Uno studio di coorte condotto in Olanda su 120.852 soggetti nel periodo temporale 1987- 1996 mostra un’associazione tra PM2.5 e mortalità generale e tra NO2 e mortalità generale e respiratoria, confermando così l’associazione tra mortalità per cause cardiopolmonari e inquinamento da traffico (Beelen et al., 2008).

A livello italiano, dal Report del 2019 dell’Agenzia Europea dell’Ambiente, nel 2016 si stimano circa 58600 morti premature per il PM2.5, 14600 per l’NO2 e 3000 per l’O3 (EEA, 2019a). Inoltre, in Italia, si stimano nel 2016 circa 550600 anni di vita persi per il PM2.5, 137500 per l’NO2 e 29100 per l’O3 (EEA, 2019a).

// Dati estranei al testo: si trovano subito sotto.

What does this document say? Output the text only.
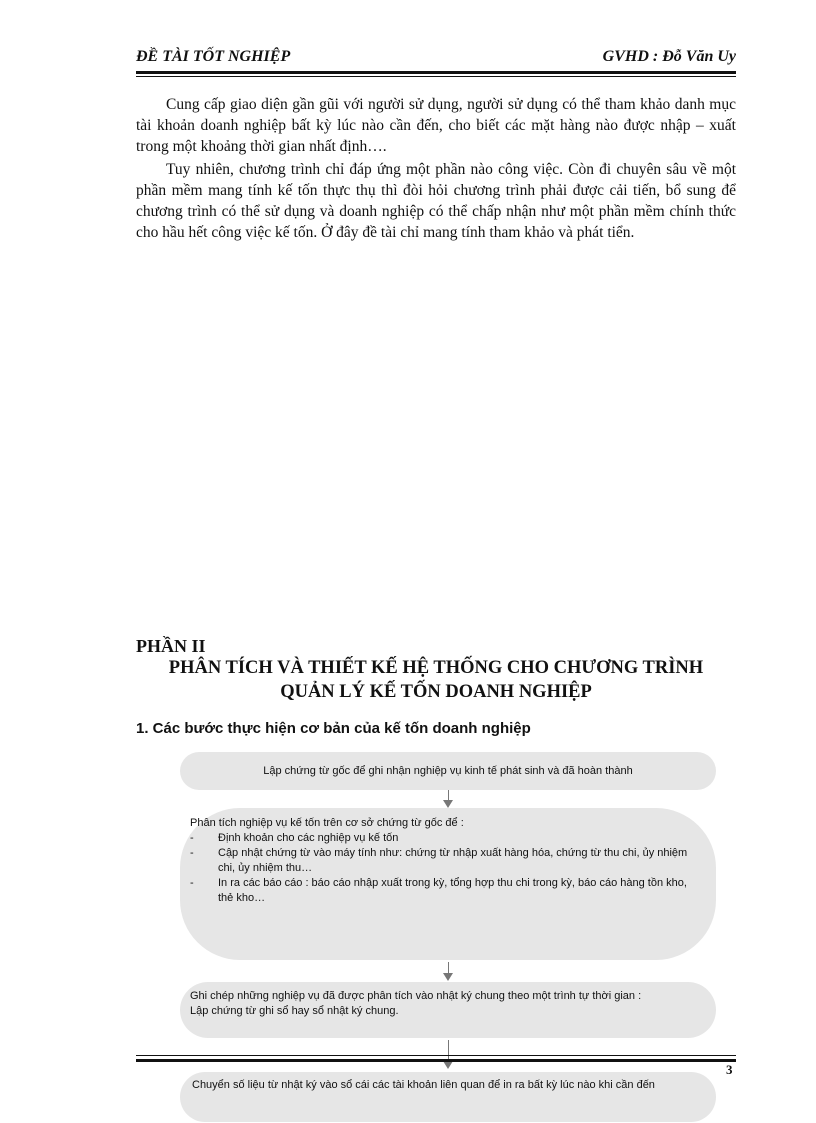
ĐỀ TÀI TỐT NGHIỆP	GVHD : Đỗ Văn Uy

Cung cấp giao diện gần gũi với người sử dụng, người sử dụng có thể tham khảo danh mục tài khoản doanh nghiệp bất kỳ lúc nào cần đến, cho biết các mặt hàng nào được nhập – xuất trong một khoảng thời gian nhất định….

Tuy nhiên, chương trình chỉ đáp ứng một phần nào công việc. Còn đi chuyên sâu về một phần mềm mang tính kế tốn thực thụ thì đòi hỏi chương trình phải được cải tiến, bổ sung để chương trình có thể sử dụng và doanh nghiệp có thể chấp nhận như một phần mềm chính thức cho hầu hết công việc kế tốn. Ở đây đề tài chỉ mang tính tham khảo và phát tiển.

PHẦN II
PHÂN TÍCH VÀ THIẾT KẾ HỆ THỐNG CHO CHƯƠNG TRÌNH
QUẢN LÝ KẾ TỐN DOANH NGHIỆP
1. Các bước thực hiện cơ bản của kế tốn doanh nghiệp
Lập chứng từ gốc để ghi nhận nghiệp vụ kinh tế phát sinh và đã hoàn thành
Phân tích nghiệp vụ kế tốn trên cơ sở chứng từ gốc để :
- Định khoản cho các nghiệp vụ kế tốn
- Cập nhật chứng từ vào máy tính như: chứng từ nhập xuất hàng hóa, chứng từ thu chi, ủy nhiệm chi, ủy nhiệm thu…
- In ra các báo cáo : báo cáo nhập xuất trong kỳ, tổng hợp thu chi trong kỳ, báo cáo hàng tồn kho, thẻ kho…
Ghi chép những nghiệp vụ đã được phân tích vào nhật ký chung theo một trình tự thời gian :
Lập chứng từ ghi sổ hay sổ nhật ký chung.
3
Chuyển số liệu từ nhật ký vào sổ cái các tài khoản liên quan để in ra bất kỳ lúc nào khi cần đến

Uno studio effettuato nel Nord Italia su 24.000 residenti ha mostrato che l’esposizione a lungo termine a PM2.5 è associata alla perdita annuale, di 433 e 180 anni di vita per 100000 residenti, per mortalità prematura per tutte le cause e per le cause cardiopolmonari, rispettivamente (Fattore et al., 2011).

Renzi e colleghi, hanno effettuato uno studio sulla regione Lazio con un follow-up di 6 anni (2006-2012), riscontrando un’associazione positiva fra l’esposizione a lungo termine a PM10 e la mortalità causa-specifica nell’intera regione; ad un aumento di 1 µg/m3 di PM10 è associato un aumento del rischio della mortalità per cause non accidentali e respiratorie rispettivamente del 0.75% e dell’1.42% (Renzi et al., 2019). Inoltre, i risultati dello studio suggeriscono effetti sanitari diversi del PM10 in relazione alle dimensioni della città, probabilmente a causa di una differente composizione del particolato: effetti sulla mortalità non accidentale in città con meno di 5000 abitanti ed effetti su quella respiratoria nelle città più grandi (Renzi et al., 2019).

Uno studio condotto sui residenti nel Comune di Roma con un follow-up di 9 anni (2001- 2010) ha evidenziato un aumento del rischio di mortalità non accidentale associato ad esposizione a lungo termine sia all’NO2 sia al PM2.5; in particolare, per la mortalità per cause respiratorie è emersa un’associazione con l’esposizione a lungo termine a NO2 (Cesaroni et al., 2013).